Вот и хор старейшин разучивал веселые частушки.
Это было здорово!
А мы с Павлушей готовились отдельно…
И вот поступил канун свадьбы.
Комиссия созвала весь класс утром на школьном дворе и доложила о результатах своей работы.
Решили, значит, так.
Сначала празднично убираем класс. Чтобы был, как во время экзаменов: стол, накрыт скатертью, от дверей ковровая дорожка, на столе и на окнах цветы. Потом идем домой, одеваемся во все лучшее, по-праздничному. Каждый приносит букет цветов. Это — обязательно. Садимся за свои парты. Ровно в два часа (как на урок — мы во второй смене последний год учились) придет Галина Сидоровна, ее уже предупредили вчера.
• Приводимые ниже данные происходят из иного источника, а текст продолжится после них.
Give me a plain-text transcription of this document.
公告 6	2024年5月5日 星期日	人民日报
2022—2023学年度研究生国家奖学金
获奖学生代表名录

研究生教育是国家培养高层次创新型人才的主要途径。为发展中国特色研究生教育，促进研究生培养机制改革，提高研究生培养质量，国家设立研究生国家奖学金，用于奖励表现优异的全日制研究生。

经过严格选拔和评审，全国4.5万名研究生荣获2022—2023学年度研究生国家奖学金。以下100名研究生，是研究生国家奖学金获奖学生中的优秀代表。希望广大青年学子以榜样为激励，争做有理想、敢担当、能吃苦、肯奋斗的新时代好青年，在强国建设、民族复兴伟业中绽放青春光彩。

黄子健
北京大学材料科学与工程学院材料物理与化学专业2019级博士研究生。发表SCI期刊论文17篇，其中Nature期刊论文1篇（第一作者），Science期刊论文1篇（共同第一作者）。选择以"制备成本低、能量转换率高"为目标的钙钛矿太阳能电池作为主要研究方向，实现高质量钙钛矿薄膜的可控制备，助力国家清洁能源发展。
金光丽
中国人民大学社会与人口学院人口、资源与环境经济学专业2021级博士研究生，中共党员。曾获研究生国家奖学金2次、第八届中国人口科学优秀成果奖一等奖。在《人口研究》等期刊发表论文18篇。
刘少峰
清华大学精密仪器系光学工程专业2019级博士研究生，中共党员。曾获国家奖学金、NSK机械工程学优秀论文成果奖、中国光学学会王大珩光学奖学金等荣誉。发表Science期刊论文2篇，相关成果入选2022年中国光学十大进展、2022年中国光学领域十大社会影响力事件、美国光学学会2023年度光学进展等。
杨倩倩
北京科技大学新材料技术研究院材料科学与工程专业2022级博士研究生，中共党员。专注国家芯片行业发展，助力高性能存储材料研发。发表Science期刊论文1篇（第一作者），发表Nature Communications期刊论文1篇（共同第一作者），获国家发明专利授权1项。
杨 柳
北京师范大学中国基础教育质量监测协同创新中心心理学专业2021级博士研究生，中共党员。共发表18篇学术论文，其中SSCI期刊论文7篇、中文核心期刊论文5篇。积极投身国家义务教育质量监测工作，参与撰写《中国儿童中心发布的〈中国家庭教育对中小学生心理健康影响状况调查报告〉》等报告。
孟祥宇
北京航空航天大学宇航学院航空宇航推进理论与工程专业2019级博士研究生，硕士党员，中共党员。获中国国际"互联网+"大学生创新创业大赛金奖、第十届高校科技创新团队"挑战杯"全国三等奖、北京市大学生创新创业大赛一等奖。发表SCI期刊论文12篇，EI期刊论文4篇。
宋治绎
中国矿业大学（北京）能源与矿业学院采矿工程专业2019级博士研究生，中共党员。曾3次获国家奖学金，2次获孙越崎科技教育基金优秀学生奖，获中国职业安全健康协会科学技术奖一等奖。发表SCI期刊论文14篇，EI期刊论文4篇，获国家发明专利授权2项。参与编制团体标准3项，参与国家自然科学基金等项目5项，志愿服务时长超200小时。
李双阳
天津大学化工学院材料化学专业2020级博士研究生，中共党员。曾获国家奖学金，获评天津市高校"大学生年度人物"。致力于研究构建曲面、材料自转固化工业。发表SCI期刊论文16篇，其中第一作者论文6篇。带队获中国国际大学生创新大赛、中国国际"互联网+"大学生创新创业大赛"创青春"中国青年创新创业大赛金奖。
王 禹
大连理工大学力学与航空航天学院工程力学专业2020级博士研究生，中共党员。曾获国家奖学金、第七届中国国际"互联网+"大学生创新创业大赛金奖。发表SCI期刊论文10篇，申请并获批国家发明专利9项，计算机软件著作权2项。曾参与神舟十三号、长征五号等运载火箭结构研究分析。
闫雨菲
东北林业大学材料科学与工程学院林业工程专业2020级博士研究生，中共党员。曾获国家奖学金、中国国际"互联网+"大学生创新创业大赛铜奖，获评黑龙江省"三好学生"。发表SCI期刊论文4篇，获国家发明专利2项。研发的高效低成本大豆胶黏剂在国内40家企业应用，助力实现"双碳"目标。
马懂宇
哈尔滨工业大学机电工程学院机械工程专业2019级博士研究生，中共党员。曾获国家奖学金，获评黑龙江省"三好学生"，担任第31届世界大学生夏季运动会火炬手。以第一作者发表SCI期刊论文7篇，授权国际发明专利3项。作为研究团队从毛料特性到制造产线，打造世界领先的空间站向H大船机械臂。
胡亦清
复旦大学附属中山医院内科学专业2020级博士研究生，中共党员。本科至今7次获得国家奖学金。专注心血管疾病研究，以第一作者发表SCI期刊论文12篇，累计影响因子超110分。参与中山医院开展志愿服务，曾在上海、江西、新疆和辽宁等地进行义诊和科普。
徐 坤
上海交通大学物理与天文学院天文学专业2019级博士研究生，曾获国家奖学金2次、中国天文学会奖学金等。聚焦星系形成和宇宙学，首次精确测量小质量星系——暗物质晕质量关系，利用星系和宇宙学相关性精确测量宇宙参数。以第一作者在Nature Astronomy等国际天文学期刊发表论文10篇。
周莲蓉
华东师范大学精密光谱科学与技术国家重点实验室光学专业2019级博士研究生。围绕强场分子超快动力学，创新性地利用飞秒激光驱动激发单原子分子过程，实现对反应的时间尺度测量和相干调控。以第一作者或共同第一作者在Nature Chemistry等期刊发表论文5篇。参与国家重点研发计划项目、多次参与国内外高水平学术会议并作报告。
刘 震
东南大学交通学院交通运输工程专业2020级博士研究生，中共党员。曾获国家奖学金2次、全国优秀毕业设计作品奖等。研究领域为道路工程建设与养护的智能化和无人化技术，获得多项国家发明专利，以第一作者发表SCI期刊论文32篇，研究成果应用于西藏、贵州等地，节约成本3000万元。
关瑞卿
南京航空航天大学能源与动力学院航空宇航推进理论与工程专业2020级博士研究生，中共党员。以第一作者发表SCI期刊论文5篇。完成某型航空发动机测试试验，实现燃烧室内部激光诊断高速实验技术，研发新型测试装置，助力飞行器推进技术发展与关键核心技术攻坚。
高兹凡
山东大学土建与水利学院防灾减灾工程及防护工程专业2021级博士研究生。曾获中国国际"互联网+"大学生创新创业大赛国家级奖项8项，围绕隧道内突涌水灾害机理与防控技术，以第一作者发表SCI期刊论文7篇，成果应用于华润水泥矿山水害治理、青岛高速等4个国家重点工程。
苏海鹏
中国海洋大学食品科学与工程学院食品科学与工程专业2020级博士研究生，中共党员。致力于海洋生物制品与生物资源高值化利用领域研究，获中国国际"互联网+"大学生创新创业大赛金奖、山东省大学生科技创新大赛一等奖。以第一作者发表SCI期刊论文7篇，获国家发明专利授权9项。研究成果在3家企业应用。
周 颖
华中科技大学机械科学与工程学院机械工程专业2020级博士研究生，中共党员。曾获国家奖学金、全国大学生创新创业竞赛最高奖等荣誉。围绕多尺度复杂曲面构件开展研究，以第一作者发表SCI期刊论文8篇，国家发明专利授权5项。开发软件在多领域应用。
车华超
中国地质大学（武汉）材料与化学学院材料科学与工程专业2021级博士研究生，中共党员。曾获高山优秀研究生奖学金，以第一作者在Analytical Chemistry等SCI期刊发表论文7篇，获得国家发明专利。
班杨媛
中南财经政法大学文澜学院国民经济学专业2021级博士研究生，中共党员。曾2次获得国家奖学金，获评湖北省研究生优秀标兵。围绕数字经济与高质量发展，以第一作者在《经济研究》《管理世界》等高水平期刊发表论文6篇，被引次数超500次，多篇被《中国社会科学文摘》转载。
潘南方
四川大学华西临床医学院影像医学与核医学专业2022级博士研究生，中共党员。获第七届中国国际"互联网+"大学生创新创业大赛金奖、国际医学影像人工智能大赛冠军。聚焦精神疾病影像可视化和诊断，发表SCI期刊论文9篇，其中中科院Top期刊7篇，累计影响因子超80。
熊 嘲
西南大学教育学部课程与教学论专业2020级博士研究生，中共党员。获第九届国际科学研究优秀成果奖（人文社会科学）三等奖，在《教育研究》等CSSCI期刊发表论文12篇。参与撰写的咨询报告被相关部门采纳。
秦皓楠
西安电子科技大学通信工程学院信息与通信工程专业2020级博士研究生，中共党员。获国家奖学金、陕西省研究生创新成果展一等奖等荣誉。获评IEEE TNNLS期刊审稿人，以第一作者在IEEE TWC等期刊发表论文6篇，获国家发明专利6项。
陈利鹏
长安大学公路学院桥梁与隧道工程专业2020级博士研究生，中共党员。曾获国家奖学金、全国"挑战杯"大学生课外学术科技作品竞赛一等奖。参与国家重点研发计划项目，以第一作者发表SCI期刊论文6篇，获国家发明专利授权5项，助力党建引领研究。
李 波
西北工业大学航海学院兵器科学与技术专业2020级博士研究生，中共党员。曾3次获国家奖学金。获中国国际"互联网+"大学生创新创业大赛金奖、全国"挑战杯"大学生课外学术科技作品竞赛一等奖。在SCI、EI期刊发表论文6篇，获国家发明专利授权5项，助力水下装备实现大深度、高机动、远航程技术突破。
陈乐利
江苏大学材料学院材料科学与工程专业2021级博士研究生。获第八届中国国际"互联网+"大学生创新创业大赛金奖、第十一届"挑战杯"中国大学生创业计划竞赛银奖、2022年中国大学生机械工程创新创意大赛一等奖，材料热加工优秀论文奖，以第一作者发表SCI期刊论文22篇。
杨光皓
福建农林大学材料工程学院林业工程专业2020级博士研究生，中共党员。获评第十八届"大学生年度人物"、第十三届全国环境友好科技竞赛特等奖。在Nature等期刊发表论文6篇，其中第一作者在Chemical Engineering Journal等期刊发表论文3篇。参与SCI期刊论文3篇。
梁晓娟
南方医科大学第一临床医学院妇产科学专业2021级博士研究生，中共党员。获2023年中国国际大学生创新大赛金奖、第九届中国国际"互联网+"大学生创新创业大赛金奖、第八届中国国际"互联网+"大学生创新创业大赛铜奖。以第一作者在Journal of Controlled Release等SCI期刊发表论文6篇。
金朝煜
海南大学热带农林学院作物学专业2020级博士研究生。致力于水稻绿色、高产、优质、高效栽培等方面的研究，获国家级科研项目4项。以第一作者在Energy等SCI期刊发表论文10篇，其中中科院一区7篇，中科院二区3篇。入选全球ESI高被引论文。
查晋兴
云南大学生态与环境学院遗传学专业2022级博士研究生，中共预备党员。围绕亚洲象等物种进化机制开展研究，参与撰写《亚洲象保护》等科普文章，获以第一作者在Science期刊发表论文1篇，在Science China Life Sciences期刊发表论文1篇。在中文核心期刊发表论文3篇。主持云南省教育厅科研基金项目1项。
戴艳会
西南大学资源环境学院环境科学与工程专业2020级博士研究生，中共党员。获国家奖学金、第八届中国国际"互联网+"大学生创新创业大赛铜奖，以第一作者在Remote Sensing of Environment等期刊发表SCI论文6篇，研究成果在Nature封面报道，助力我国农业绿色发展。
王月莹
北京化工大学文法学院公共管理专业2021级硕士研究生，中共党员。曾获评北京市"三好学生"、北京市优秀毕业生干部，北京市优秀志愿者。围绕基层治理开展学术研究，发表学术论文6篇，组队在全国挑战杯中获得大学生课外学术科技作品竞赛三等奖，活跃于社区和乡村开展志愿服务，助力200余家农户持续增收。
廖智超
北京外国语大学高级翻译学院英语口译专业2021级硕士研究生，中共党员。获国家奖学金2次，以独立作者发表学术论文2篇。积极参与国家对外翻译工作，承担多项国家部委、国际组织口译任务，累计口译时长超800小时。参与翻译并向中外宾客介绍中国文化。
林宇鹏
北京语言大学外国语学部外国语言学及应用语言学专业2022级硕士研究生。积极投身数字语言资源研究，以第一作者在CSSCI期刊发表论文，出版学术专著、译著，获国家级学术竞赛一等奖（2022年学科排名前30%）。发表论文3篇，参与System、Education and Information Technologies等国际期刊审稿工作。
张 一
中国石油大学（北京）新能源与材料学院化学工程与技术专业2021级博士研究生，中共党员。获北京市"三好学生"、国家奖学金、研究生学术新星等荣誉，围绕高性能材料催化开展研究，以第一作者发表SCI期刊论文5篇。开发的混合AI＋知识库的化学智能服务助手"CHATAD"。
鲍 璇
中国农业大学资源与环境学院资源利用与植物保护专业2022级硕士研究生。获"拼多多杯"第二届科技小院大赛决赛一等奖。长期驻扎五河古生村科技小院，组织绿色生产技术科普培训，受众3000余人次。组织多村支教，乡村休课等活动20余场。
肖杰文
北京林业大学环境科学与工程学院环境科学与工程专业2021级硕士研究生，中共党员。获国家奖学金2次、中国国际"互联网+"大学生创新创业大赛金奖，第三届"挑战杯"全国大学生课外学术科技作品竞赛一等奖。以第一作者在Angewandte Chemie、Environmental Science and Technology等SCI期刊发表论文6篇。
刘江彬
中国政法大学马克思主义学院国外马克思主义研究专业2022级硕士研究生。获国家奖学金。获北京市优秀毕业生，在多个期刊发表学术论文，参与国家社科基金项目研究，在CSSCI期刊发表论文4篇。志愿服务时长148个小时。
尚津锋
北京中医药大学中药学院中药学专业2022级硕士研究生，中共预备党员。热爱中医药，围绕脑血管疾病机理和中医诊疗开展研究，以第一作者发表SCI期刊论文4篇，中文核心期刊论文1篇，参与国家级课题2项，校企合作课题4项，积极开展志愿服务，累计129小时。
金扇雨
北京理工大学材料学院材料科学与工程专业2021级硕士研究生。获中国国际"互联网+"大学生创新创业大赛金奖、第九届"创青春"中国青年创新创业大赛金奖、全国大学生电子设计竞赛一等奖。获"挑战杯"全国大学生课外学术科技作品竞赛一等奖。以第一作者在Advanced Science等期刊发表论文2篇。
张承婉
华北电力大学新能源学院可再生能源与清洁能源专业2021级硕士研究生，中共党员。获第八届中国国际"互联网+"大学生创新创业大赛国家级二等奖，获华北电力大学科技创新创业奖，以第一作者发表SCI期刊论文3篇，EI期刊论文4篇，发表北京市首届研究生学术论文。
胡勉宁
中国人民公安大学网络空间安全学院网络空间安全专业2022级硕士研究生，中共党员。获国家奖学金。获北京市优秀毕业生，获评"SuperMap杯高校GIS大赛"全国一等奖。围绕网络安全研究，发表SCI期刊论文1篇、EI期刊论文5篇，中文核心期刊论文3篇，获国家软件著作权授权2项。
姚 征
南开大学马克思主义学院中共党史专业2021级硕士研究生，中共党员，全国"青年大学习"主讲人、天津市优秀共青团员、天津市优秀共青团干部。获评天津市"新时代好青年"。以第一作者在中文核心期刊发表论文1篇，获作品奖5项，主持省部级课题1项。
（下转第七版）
Первая выступит Гребенючка (Председатель комиссии). Скажет слово от девочек нашего класса. Она написала две страницы — всем понравилось, даже мне: сильно написано, хотя слишком жалостливо.
Потом выступит Коля Кагарлицкий и скажет слово от мальчиков нашего класса. У него было написано аж три с половиной страницы и тоже здорово — с именами, с фактами, даже меня с Павлушей вспоминает, наш «выходки» тоже, извините, мол, всякое было…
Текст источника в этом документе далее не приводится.